Federico García Lorca

Sendo este um BLOG DE MARÉS, a inconstância delas reflectirá a intranquilidade do mundo.
Ficar-nos-á este imperativo de respirar o ar em grandes golfadas.
julho 11, 2007

Das realidades criadas por alguns Belmiros que outros Sócrates sustentam - ou um certo Portugal de futuro incerto e precário, a 500 € por mês...

... e já gozas… Numa família perto de si.
Não, não é ficção. E também nem drama é.
É uma merda!

- Estou, mãe? Olha, pá, queria que me fizesses um favor…

Trabalha há cerca de cinco anos. Tem um décimo segundo para acabar e já ultrapassou os vinte e cinco de idade. Entre vodafones daqui e grandes superfícies dali, entremeadas com uma loja que vendia periquitos num Centro Comercial e que, entretanto, faliu, conta já com uma meia-dúzia de empregos ao longo de oito anos de vida. Este último tem estado a correr bem. Ganha quase 500 € por mês e, apesar de ter uma carga horária de quase doze horas por dia, não é mau. É chato, aquilo da caixa, quando falta dinheiro mas, entre todos, lá se vão safando, que a equipa até que nem são maus gajos.

Vai uma vez por outra beber uns copos com os amigos, mas é raro. Por acaso até nem engraça com o futebol. É um tipo certinho, todos dizem. Puto normal. Até percebe umas becas de computadores, que andou aí a tirar uns cursos. Caros, p'ra caraças, mas ainda assim, que quem não sabe de computadores, já se sabe como é que é...
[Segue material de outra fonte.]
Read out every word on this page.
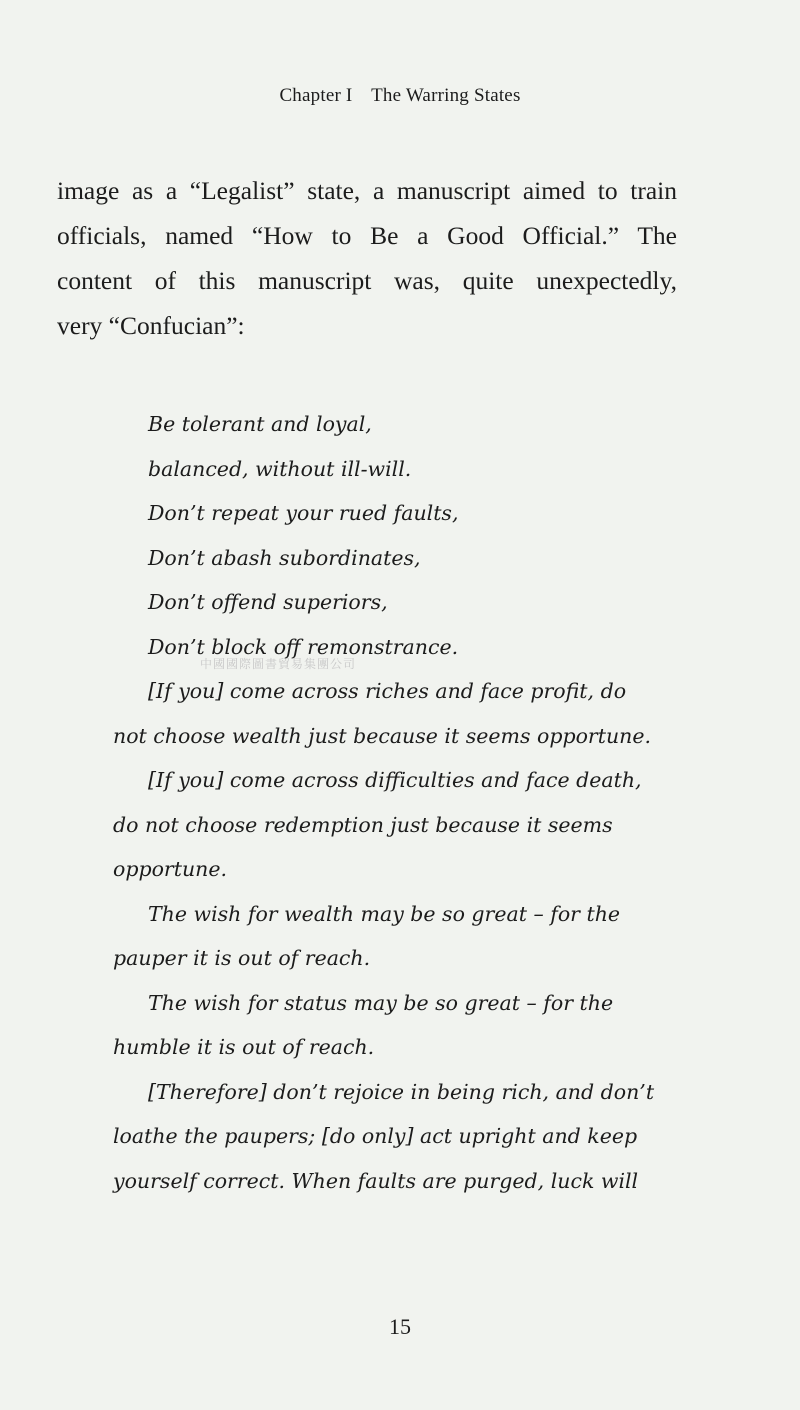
Chapter I The Warring States
image as a “Legalist” state, a manuscript aimed to train
officials, named “How to Be a Good Official.” The
content of this manuscript was, quite unexpectedly,
very “Confucian”:
Be tolerant and loyal,
balanced, without ill-will.
Don’t repeat your rued faults,
Don’t abash subordinates,
Don’t offend superiors,
Don’t block off remonstrance.
[If you] come across riches and face profit, do
not choose wealth just because it seems opportune.
[If you] come across difficulties and face death,
do not choose redemption just because it seems
opportune.
The wish for wealth may be so great – for the
pauper it is out of reach.
The wish for status may be so great – for the
humble it is out of reach.
[Therefore] don’t rejoice in being rich, and don’t
loathe the paupers; [do only] act upright and keep
yourself correct. When faults are purged, luck will
中國國際圖書貿易集團公司
15
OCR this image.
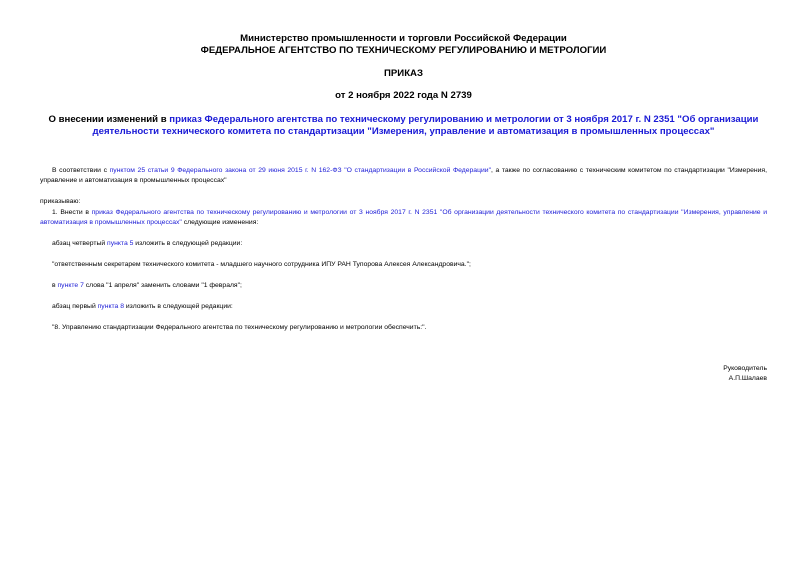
Министерство промышленности и торговли Российской Федерации
ФЕДЕРАЛЬНОЕ АГЕНТСТВО ПО ТЕХНИЧЕСКОМУ РЕГУЛИРОВАНИЮ И МЕТРОЛОГИИ
ПРИКАЗ
от 2 ноября 2022 года N 2739
О внесении изменений в приказ Федерального агентства по техническому регулированию и метрологии от 3 ноября 2017 г. N 2351 "Об организации деятельности технического комитета по стандартизации "Измерения, управление и автоматизация в промышленных процессах"
В соответствии с пунктом 25 статьи 9 Федерального закона от 29 июня 2015 г. N 162-ФЗ "О стандартизации в Российской Федерации", а также по согласованию с техническим комитетом по стандартизации "Измерения, управление и автоматизация в промышленных процессах"
приказываю:
1. Внести в приказ Федерального агентства по техническому регулированию и метрологии от 3 ноября 2017 г. N 2351 "Об организации деятельности технического комитета по стандартизации "Измерения, управление и автоматизация в промышленных процессах" следующие изменения:
абзац четвертый пункта 5 изложить в следующей редакции:
"ответственным секретарем технического комитета - младшего научного сотрудника ИПУ РАН Тупорова Алексея Александровича.";
в пункте 7 слова "1 апреля" заменить словами "1 февраля";
абзац первый пункта 8 изложить в следующей редакции:
"8. Управлению стандартизации Федерального агентства по техническому регулированию и метрологии обеспечить:".
Руководитель
А.П.Шалаев
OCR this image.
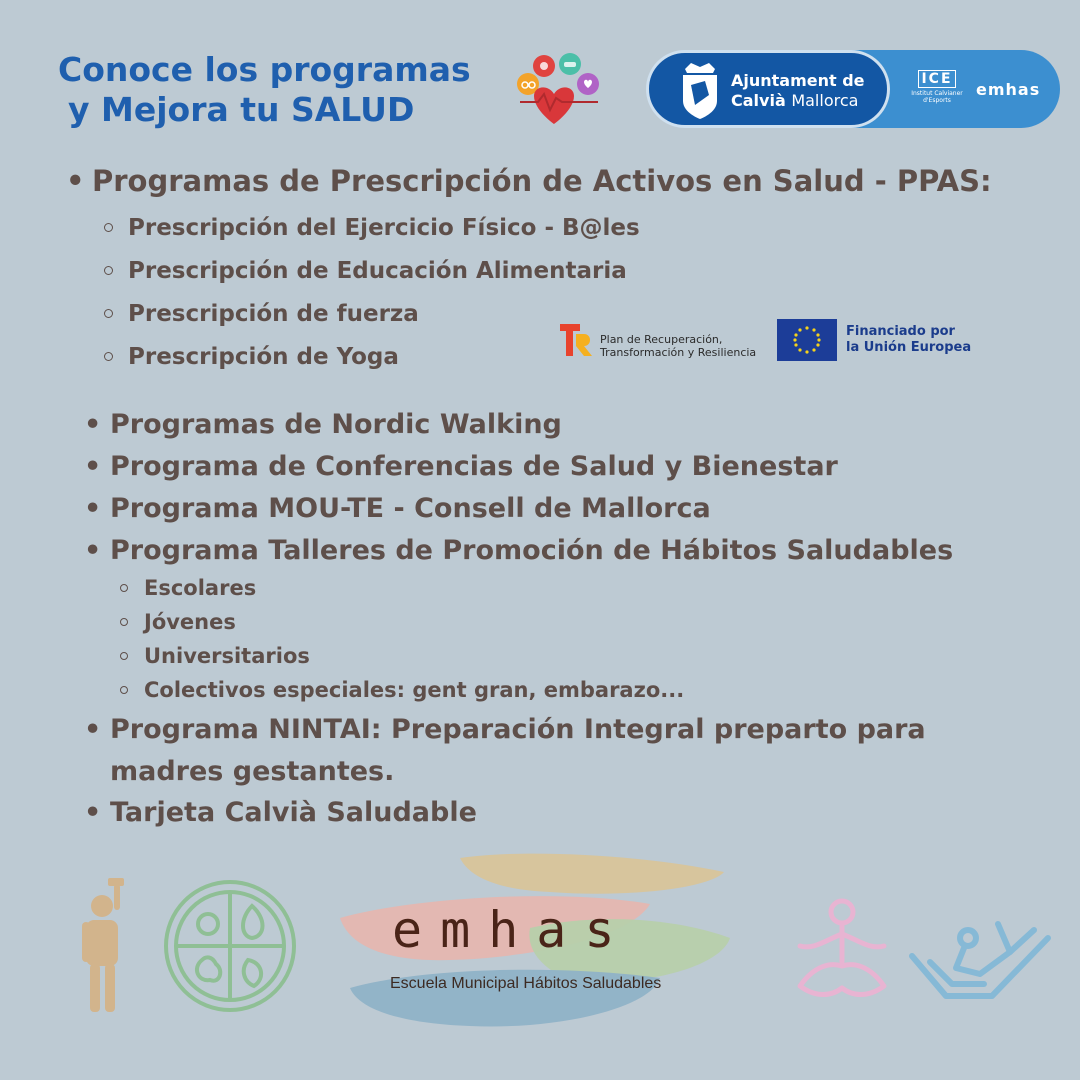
Conoce los programas
y Mejora tu SALUD
Ajuntament de
Calvià Mallorca
ICE
Institut Calvianer
d'Esports
emhas
• Programas de Prescripción de Activos en Salud - PPAS:
Prescripción del Ejercicio Físico - B@les
Prescripción de Educación Alimentaria
Prescripción de fuerza
Prescripción de Yoga
• Programas de Nordic Walking
• Programa de Conferencias de Salud y Bienestar
• Programa MOU-TE - Consell de Mallorca
• Programa Talleres de Promoción de Hábitos Saludables
Escolares
Jóvenes
Universitarios
Colectivos especiales: gent gran, embarazo...
• Programa NINTAI: Preparación Integral preparto para
madres gestantes.
• Tarjeta Calvià Saludable
Plan de Recuperación,
Transformación y Resiliencia
Financiado por
la Unión Europea
emhas
Escuela Municipal Hábitos Saludables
Com o IRS é que vai uma confusão danada. Recibos verdes a meias com esquemas de ocasião, é de um tipo se passar e o melhor é arranjar um contabilista, pois está farto de pagar às Finanças aquilo que não entende. A chatice é que os gajos pagam-se…

- Pois, mãe. Apareceu-me aqui um aviso dos correios… Tem oito dias para levantar e já passaram três e eu, às horas que os gajos dizem, não posso lá ir, senão correm comigo do emprego. Ainda para mais o encarregado anda a dizer que há gente ali que já ali anda há muito tempo…

Acabou de comprar uma casa num bairro de Lisboa. Baratucha, claro. Um grande esquema que a mãe lhe arranjou com gente amiga. Uma velhota que morreu, sem chatices com herdeiros. Pequenita e tal, a precisar de umas obritas, mas é fixe, ali perto da baixa. O empréstimo é que foram elas. E, agora, o que lhe vale é que a mãe lhe paga metade da prestação, senão estava feito. Mais de trezentos euros por mês, meu!... Mais transportes e chope-chope, já nem sobra p'rà luz e pr'ò gás. Mas este último emprego já dura há mais de oito meses e ele é a namorada e tal, ‘tás a ver? Eh, pá, que um tipo tem de orientar a vida. Até ver, está lá sozinho, mas está a pensar convencer a miuda, que também já faz uns biscates para uma firma de arquitectos, a juntar os trapinhos...

- Olha que eu tenho a impressão que isto é das Finanças. Diz aqui que é de uma DG qualquer coisa, que não se consegue ler… Sabes o que é? Se calhar não está completo… Mas diz que é uma carta. Mas eu não consigo lá ir a estas horas… Não és capaz de me desenrascar isto? Pá, a declaração do ano passado parece que estava toda engatada e, se calhar, é isso. Também, a tipa lá dos pássaros nunca me passou os recibos dos pagamentos e, na volta, engatei a declaração toda. Mas acho que ela declarou os pagamentos ou não sei quê… Tás a ver? Mas o pior é que eu não tenho tempo para tratar disto.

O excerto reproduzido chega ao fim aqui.